Cette structure devrait être revue en raison, d'une part, de l'arrivée à échéance de la convention entre la raffinerie Samir et l'Etat au 31 décembre 2008, et de l'obligation d'adapter ses composantes à la réalité du marché pétrolier et aux nouvelles caractéristiques des carburants qui entreraient en vigueur le 1er janvier 2009. Un autre grand point fort de cette réforme concernera la révision de la structure du gaz butane en étudiant la possibilité de forfaitisation de certains postes et en limitant l'usage aux ménages.
C. H. : quels sont les engagements électoraux et gouvernementaux que vous comptez respecter dans l'exécution du programme gouvernemental et les tiendrez-vous jusqu'au terme de la législature ?
N. B. : nous avons veillé, en tant que gouvernement, au respect des engagements pris envers les citoyens lors de la campagne électorale, engagements qui ont été réaffirmés dans la déclaration gouvernementale dans des domaines aussi variés que celui de la promotion de l'emploi, de l'amélioration de la croissance, ainsi que de la mise en œuvre du nouveau contrat social basé sur l'amélioration du pouvoir d'achat, sur le développement des mécanismes de solidarité et sur le rétablissement de l'ascenseur social. Aussi, le gouvernement s'est fixé comme objectif de réduire le taux de chômage au niveau national à 7,5% à l'horizon 2012, en créant plus de 250.000 opportunités d'emploi supplémentaires annuellement. Permettez-moi, à ce titre, de souligner la baisse du chômage enregistrée dont le taux est passé de 10,1% en 2007 à 9.2% au cours du 1er semestre 2008. Cette politique d'emploi s'appuie sur des axes majeurs, notamment le soutien de la croissance endogène à travers la politique des grands chantiers. A ce titre, le gouvernement a poursuivi et accéléré le programme des grands chantiers, qui va mobiliser un volume global d'investissement de 285 milliards de DH pour la période 2008-2012 contre 85 milliards de DH lors de la précédente législature 2002-2007. L'impulsion donnée à ces chantiers, conjuguée à la dynamique initiée par les politiques sectorielles entreprises à travers tout le Royaume, permettra à terme de porter le taux de croissance annuelle à 6%. L'amélioration du pouvoir d'achat représente également un axe prioritaire.
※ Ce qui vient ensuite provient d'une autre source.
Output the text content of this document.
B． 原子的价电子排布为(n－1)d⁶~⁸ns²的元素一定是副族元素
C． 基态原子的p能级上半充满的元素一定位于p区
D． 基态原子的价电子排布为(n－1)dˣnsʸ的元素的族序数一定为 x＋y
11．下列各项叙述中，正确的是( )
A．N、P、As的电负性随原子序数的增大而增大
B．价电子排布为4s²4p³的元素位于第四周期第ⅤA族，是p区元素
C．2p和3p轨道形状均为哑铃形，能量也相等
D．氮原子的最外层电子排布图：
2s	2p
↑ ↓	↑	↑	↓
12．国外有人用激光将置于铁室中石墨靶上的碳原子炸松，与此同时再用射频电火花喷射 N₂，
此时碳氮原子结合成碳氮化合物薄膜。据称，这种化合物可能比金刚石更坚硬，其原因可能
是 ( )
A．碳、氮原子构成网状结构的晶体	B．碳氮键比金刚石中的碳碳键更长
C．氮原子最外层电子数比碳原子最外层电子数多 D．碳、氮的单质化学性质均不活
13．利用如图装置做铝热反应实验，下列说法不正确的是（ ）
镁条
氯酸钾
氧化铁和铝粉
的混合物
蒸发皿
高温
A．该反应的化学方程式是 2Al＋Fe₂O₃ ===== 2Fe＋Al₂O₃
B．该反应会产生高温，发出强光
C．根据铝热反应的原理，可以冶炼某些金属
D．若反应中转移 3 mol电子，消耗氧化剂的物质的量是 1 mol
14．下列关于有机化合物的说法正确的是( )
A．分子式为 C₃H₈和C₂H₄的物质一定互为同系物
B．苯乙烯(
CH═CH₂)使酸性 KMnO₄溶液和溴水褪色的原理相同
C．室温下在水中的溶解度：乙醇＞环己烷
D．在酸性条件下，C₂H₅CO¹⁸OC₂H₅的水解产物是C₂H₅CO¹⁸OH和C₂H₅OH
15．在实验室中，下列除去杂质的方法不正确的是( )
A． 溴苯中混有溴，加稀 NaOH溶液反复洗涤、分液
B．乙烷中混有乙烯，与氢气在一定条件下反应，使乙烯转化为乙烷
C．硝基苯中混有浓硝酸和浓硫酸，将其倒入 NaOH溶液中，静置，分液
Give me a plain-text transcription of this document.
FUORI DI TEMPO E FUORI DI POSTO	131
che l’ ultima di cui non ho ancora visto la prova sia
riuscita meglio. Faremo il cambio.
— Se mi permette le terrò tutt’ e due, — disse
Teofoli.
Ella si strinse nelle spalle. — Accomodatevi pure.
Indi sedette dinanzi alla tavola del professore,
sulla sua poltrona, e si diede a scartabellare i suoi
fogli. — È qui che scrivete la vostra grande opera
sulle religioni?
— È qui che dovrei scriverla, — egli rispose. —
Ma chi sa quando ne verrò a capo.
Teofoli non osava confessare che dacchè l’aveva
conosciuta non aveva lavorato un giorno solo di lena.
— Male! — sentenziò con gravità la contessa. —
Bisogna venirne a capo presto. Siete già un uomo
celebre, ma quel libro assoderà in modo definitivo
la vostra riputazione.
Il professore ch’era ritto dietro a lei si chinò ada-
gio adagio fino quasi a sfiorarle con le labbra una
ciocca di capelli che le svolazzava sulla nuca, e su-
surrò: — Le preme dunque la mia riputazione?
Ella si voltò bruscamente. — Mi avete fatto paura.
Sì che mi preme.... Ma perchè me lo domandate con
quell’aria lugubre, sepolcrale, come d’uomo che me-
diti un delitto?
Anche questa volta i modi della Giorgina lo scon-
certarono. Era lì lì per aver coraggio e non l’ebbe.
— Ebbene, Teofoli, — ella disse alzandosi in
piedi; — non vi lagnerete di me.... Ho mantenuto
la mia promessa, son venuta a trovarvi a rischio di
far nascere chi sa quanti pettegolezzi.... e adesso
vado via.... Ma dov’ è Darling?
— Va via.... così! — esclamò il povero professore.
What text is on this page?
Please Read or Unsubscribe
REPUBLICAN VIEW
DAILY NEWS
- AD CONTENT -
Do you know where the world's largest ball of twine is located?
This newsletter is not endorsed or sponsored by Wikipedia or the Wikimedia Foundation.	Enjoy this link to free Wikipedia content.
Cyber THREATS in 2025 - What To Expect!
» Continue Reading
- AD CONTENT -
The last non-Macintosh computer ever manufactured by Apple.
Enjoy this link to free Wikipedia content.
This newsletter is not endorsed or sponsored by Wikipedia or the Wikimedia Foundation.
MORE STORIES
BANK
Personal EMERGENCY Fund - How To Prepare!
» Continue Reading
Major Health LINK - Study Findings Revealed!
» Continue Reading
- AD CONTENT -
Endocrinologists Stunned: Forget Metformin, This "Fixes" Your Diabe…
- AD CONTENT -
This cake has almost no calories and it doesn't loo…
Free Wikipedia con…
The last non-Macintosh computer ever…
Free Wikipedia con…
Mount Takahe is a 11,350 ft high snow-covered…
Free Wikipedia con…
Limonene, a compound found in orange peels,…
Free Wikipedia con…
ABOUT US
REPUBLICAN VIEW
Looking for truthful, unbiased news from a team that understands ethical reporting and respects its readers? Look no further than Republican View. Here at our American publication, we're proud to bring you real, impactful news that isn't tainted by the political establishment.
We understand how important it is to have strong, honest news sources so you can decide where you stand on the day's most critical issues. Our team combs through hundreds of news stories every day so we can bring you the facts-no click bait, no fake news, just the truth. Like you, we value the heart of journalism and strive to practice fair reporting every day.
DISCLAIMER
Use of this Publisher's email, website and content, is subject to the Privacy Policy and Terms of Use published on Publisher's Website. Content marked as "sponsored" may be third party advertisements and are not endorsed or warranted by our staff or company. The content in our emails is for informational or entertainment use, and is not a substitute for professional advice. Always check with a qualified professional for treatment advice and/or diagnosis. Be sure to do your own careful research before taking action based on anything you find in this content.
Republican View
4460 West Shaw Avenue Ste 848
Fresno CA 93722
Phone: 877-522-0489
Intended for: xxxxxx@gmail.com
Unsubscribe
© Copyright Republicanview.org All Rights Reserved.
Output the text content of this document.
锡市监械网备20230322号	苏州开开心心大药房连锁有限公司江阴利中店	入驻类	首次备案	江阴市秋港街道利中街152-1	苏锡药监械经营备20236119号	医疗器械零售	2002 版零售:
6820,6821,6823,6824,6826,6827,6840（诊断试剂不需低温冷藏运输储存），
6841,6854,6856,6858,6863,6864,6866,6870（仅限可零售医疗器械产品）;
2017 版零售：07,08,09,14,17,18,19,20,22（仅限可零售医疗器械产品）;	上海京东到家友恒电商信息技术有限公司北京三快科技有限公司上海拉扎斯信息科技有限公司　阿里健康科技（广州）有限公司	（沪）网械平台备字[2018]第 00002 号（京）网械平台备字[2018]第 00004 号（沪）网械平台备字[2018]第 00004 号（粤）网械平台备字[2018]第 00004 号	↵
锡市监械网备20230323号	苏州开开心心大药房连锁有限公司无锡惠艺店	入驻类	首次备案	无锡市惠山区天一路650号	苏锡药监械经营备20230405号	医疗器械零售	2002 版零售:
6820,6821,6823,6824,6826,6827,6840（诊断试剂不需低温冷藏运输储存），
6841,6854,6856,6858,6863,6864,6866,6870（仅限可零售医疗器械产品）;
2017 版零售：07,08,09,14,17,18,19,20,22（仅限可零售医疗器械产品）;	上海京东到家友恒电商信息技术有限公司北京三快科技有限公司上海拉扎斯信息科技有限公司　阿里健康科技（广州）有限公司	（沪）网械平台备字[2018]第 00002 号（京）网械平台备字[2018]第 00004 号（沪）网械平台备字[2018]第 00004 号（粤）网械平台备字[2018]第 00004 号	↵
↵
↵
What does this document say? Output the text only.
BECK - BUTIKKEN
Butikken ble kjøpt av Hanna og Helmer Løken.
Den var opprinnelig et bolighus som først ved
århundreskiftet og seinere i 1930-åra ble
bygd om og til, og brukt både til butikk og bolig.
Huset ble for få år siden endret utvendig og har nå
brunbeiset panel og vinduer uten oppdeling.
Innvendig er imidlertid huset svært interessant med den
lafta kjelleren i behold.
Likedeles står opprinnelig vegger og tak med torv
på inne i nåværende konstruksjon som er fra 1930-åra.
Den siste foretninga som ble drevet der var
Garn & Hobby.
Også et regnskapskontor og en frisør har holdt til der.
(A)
Dans ce registre, le gouvernement a prévu un train de mesures fiscales, économiques et sociales pour lutter contre la hausse des prix, en réussissant à maintenir le taux d'inflation à 3%. L'enveloppe budgétaire allouée au soutien des prix de produits de base et pétroliers a d'ailleurs atteint les 36 milliards de DH en 2008. Dans le cadre du dialogue social, le gouvernement a procédé à une amélioration des revenus à travers notamment une hausse des salaires et une baisse de l'IR. Enfin, nous nous sommes engagés, conformément aux orientations du Souverain, à mener les réformes de seconde génération nécessaires au décollage économique et social du pays. A ce titre, nous avons élaboré des stratégies d'urgence dans les domaines de l'éducation, de la santé, de l'agriculture, de l'énergie, de l'eau et de la formation, sans parler bien sûr de la compensation.
C. H. : votre ministère est mal connu du public. Quelles compétences en général et quelles prérogatives sont préconisées en matière de compensation et de régulation du marché et des prix à la consommation ?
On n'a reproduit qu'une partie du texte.